ASU graduate research associate Lydia Manikonda has been researching social media trends at ASU's Yochan Lab. She has done studies on what people post to Instagram, user activities, demographics and social network structure, fashion on Instagram and Twitter and differentiated content sharing behavior on social media. 

She originally started looking at the photo platform Flickr, but she moved to Instagram because not many researchers were focusing on it at the time.

Manikonda said that Instagram users are using the service to express themselves, adding that filtering photos leads to a higher chance of interaction online. 

“Our research suggests that users are appropriating the visual channel to communicate their emotions and feelings from the visual imagery,” Manikonda said.  “Along with this reason, existing research from another department recommends that photos with filters applied are more likely to be viewed and more likely to be commented on.”

Manikonda said that many images on social media that are more black and white are associated with darker themes, which is why vibrant, more colorful filters are used to promote happiness and good times.

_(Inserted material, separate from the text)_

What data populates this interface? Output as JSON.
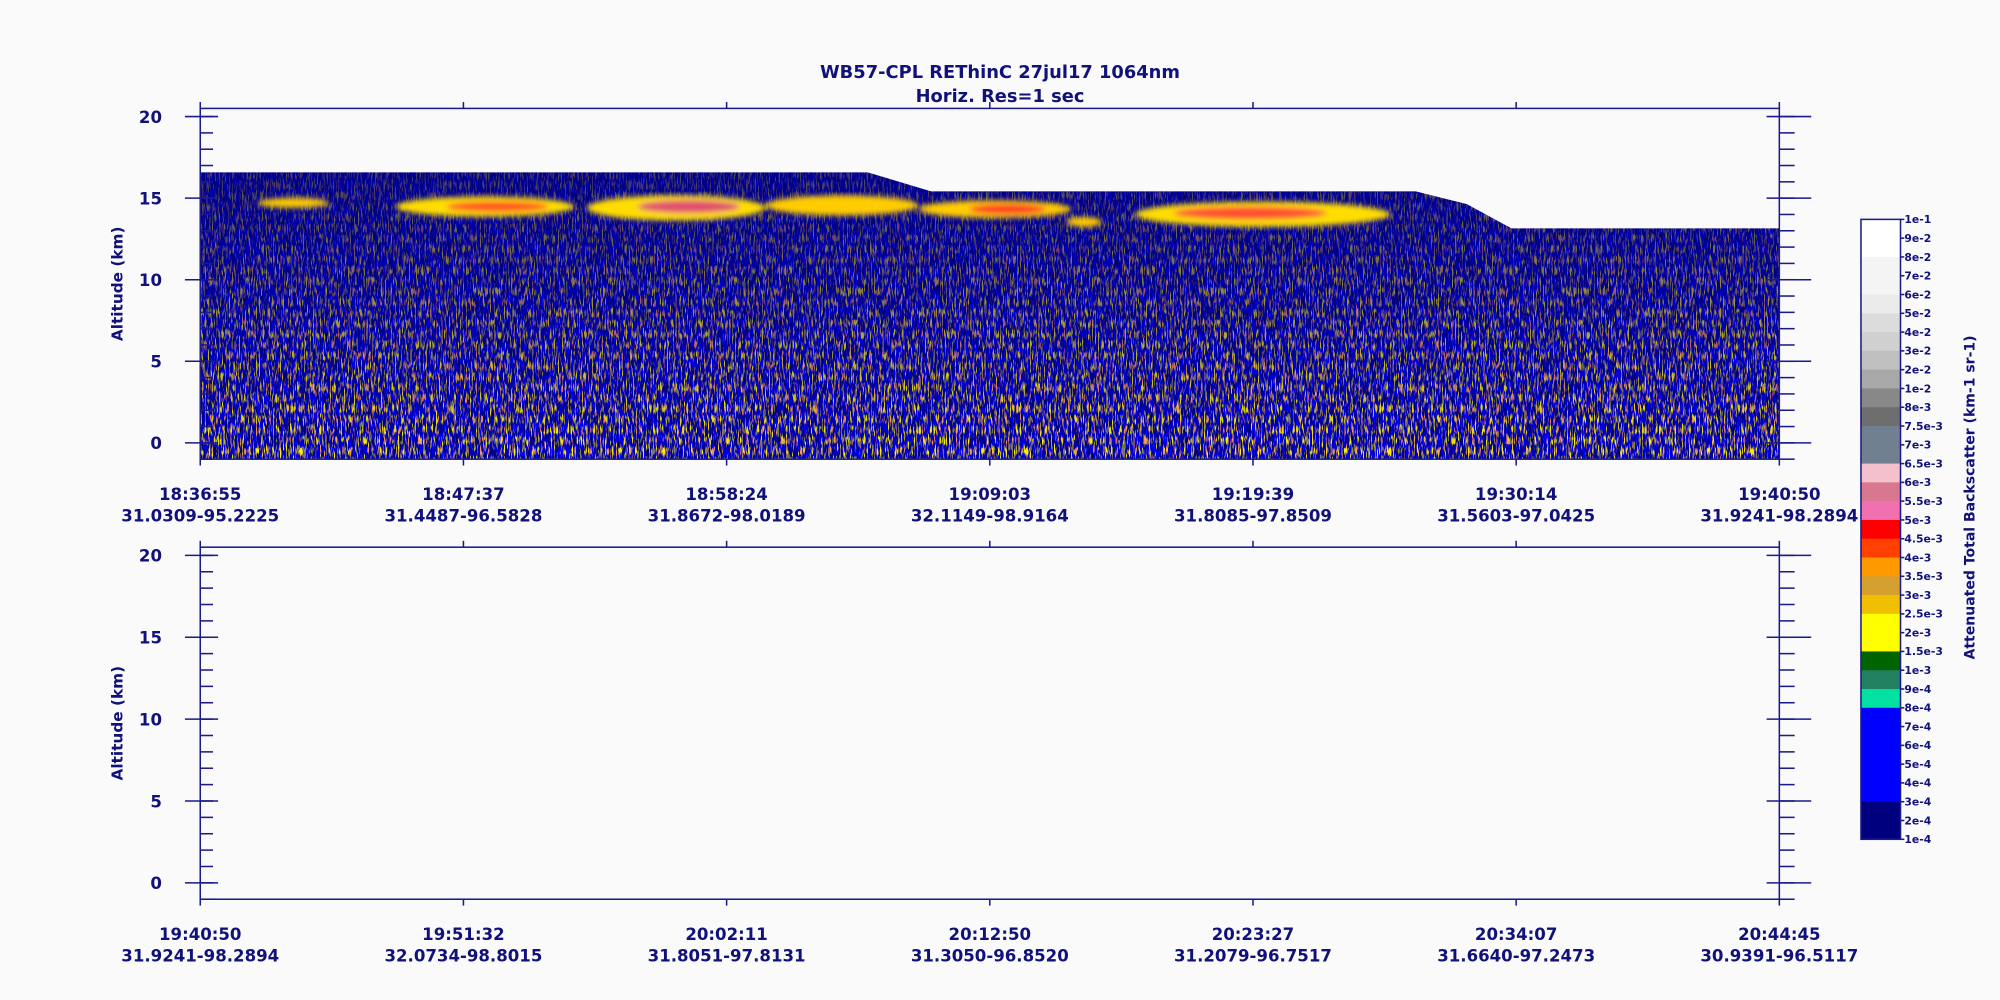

"These platforms we are using are affecting our lives in a good way and bad way," Manikonda said. "One thing that I have learned from my research digging deep into these platforms is that people are able to openly share about their personal life."

In Manikonda's research, she found that people tend to use the same few filters that are the most popular on Instagram. 

Manikonda's advisor, Subbarao Kambhampati, a professor at the School of Computing, Informatics, and Decision Systems Engineering and the head of the Yochan lab, said that people believe they are in charge of what they are posting, but there is a lot of social engineering on social media.

"What we would like to do is find other ways in which platforms can push people toward certain kinds of presentations, other kinds of presentations," Kambhampati said. "Everybody thinks that they are completely in charge of what they’re posting, but for example, these filter things – we knew that there was a strong correlation between the popular filters and the order in which the filters were being put there, which sort of shows that social engineering is quite physical. As to how that whole thing goes would be much more interesting going forward."

Kambhampati compared advertisements on social media to repeating popular filters. He said that people do not typically know they want or need an item until they see the item pop up on their social media feeds, and then find these items appealing. This is reflected in reoccurring filters on peoples' posts, which makes users want to use the same filter on their photos to join the trend.

Beyond the Yochan Lab's research, Perri Collins, the social media specialist for the W. P. Carey School of Business, said she notices  that manipulating images is common in traditional media and it has bled over into social media.

She also said that the use of filters on social media helps with expression. 

“In the era of personal brand building, people want to show off their best selves,” Collins said. “Sometimes they use filters as a way to evoke a certain look and feel they think best represent them.”

Collins said it is easy to feel like image is everything and that there’s a certain image standards students have to live up to.

“Some people use Facetune and similar apps to brush up photos, remove blemishes and enhance colors, but too much photoshopping can be detrimental to one’s self-image,” Collins said. "Being more authentic in what we post will help us to have stronger connections with each other."